Massive spoilers ahead. If you haven't played the game, I advise you to skip to the next subhead of the article.

While I don't find it as funny or creative as the first game, "Psychonauts 2" is still a wonderful title that I think everyone should try out unspoiled. It's currently available on PlayStation4, Xbox One, Series X, and PC. Even if you don't play video games, I'd recommend watching a collection of cutscenes on YouTube just to see how a work of fiction can tackle this subject matter properly.

At the end of the second act, Ford reveals that he deliberately shattered his own mind to forget the terrible thing that he had done. Turns out that the reports of Maligula's death were greatly exaggerated. The woman who was known as Maligula previously went by the name of Lucrecia Mux. One day, she used her aquatic powers to silence and kill many peaceful protestors- one of which was her sister.

Unwilling to kill the woman he loved, Ford went into Lucrecia's mind and gave her alternate memories to make her believe that she was a different person, Marona Galochio, Lucrecia's sister and Raz's true biological grandmother. The woman who Raz had called 'Nona' his whole life was actually his great aunt.

Shortly after this revelation, Lucrecia's memories of Maligula start to come back and Raz is forced to plunge into Lucercia's mind to help her fight her inner demons. Once there, Lucrecia tells Raz that she may not be his real grandmother, but he's still her family and proceeds to give Raz all the power she has to stop Maligula. Defeated, Maligula tells Raz that he can't destroy her as she's still a part of Lucrecia.

Raz retorts that everyone has something like her inside them, saying, "We just know how to keep it where it belongs."

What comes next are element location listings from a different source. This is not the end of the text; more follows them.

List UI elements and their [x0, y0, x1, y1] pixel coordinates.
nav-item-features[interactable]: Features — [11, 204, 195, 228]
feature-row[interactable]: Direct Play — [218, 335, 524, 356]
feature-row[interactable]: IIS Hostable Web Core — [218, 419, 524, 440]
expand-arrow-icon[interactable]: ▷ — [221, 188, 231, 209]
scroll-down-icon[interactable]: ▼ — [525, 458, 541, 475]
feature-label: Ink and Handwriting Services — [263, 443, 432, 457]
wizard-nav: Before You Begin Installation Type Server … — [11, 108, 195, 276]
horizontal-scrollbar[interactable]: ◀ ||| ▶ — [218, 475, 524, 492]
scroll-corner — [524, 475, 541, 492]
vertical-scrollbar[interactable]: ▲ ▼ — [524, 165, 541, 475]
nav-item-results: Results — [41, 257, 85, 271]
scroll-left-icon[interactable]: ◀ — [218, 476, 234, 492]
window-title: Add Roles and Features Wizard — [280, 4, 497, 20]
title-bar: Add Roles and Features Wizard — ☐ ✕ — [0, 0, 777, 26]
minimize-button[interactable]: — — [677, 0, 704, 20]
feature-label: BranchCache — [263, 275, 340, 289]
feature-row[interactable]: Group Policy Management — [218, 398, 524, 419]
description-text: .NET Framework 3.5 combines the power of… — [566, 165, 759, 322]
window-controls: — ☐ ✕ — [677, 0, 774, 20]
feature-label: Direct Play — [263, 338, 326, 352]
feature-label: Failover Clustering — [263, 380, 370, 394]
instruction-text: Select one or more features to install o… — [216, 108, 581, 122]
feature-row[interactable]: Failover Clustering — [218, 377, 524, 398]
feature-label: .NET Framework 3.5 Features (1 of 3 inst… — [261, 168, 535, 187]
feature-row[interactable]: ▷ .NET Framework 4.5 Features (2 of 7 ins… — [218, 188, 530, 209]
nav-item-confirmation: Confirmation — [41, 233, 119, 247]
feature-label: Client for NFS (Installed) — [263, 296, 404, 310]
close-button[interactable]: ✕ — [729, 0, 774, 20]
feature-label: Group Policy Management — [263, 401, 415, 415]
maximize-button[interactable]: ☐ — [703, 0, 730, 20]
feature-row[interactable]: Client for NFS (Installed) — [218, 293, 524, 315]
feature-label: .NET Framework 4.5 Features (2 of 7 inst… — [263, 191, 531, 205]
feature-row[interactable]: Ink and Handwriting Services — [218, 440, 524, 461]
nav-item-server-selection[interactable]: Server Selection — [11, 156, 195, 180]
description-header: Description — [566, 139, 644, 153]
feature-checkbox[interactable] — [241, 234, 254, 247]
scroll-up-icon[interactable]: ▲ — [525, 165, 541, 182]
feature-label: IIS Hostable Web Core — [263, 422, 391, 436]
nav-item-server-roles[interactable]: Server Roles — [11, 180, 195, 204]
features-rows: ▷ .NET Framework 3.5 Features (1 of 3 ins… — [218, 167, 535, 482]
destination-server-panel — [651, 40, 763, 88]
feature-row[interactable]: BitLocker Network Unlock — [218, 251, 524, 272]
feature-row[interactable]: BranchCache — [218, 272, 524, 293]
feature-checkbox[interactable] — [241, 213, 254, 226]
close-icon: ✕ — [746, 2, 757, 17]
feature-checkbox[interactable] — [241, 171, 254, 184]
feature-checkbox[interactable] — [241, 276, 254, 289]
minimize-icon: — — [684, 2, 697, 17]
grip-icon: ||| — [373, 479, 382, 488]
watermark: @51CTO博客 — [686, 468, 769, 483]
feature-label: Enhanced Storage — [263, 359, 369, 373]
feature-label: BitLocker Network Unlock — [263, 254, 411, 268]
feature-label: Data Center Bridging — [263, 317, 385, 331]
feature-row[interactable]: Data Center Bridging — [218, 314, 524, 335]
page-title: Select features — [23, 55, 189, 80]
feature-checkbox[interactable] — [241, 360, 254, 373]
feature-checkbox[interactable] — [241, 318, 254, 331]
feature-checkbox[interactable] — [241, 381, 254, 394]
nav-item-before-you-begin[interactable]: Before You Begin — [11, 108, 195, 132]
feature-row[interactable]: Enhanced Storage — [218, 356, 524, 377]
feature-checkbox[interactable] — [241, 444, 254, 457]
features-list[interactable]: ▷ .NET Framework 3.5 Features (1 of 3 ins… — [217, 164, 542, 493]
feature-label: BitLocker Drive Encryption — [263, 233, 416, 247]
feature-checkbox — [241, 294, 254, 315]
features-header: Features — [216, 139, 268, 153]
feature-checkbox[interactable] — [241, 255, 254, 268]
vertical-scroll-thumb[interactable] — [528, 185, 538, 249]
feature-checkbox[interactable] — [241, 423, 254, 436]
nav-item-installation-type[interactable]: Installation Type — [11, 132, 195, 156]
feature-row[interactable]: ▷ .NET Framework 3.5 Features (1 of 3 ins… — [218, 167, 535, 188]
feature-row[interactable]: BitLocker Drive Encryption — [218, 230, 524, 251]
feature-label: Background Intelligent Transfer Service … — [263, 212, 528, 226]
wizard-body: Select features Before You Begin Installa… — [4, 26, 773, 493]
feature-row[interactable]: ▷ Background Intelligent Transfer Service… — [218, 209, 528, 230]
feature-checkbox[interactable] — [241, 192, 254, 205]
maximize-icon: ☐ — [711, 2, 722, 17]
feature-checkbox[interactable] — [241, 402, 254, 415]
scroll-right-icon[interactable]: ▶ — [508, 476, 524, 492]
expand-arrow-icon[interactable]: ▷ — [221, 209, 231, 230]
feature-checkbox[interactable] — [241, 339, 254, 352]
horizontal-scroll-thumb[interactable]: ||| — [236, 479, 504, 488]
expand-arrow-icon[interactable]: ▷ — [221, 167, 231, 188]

Why it's the right game at the right time

People who suffer with mental health issues have long been the scapegoat for many of society's ills. After the 2019 mass shooting in Ohio and Texas, former President Donald Trump was heard to say, "Mental illness and hatred pull the trigger, not the gun." This remark was criticized by many in the psychological field, including Jeffrey Lieberman, chair of the Department of Psychology at Columbia University. He claimed that Trump was "scapegoating people with mental illness as the cause of the problem completely inappropriately." Indeed, according to a study conducted by the Harvard Review of Psychiatry, less than 3 percent of violent crime is committed by those with mental health conditions.

With the ongoing Covid-19 pandemic, vaccinations are arguably more important than ever. Still, many parents are adamant in their refusal to inoculate their children based on fears that they will end up like me- autistic. It's disheartening and frankly dehumanizing to think that to them, a dead child is better than a child who's simply not "normal."

To this day, those of us in the spectrum are still regarded as problems that need to be solved and are forced to navigate a world that refuses to accommodate or respect us. Many TV Shows, Books, Films, and Video Games sensationalize and exploit our trauma. Tim Schafer and the rest of the talented people at Double Fine Productions have succeeded where so many have failed.

They've done a fine job examining mental health and trauma in a work of fiction without coming off as exploitative or provoking those feelings. The notion of accepting someone for who they are and helping them overcome their inner turmoil instead of attempting to "fix" or change them really resonates with me.

I can only hope that this title will not suffer the same dismal sales of its predecessor so that Double Fine can continue to keep making wonderful titles such as this.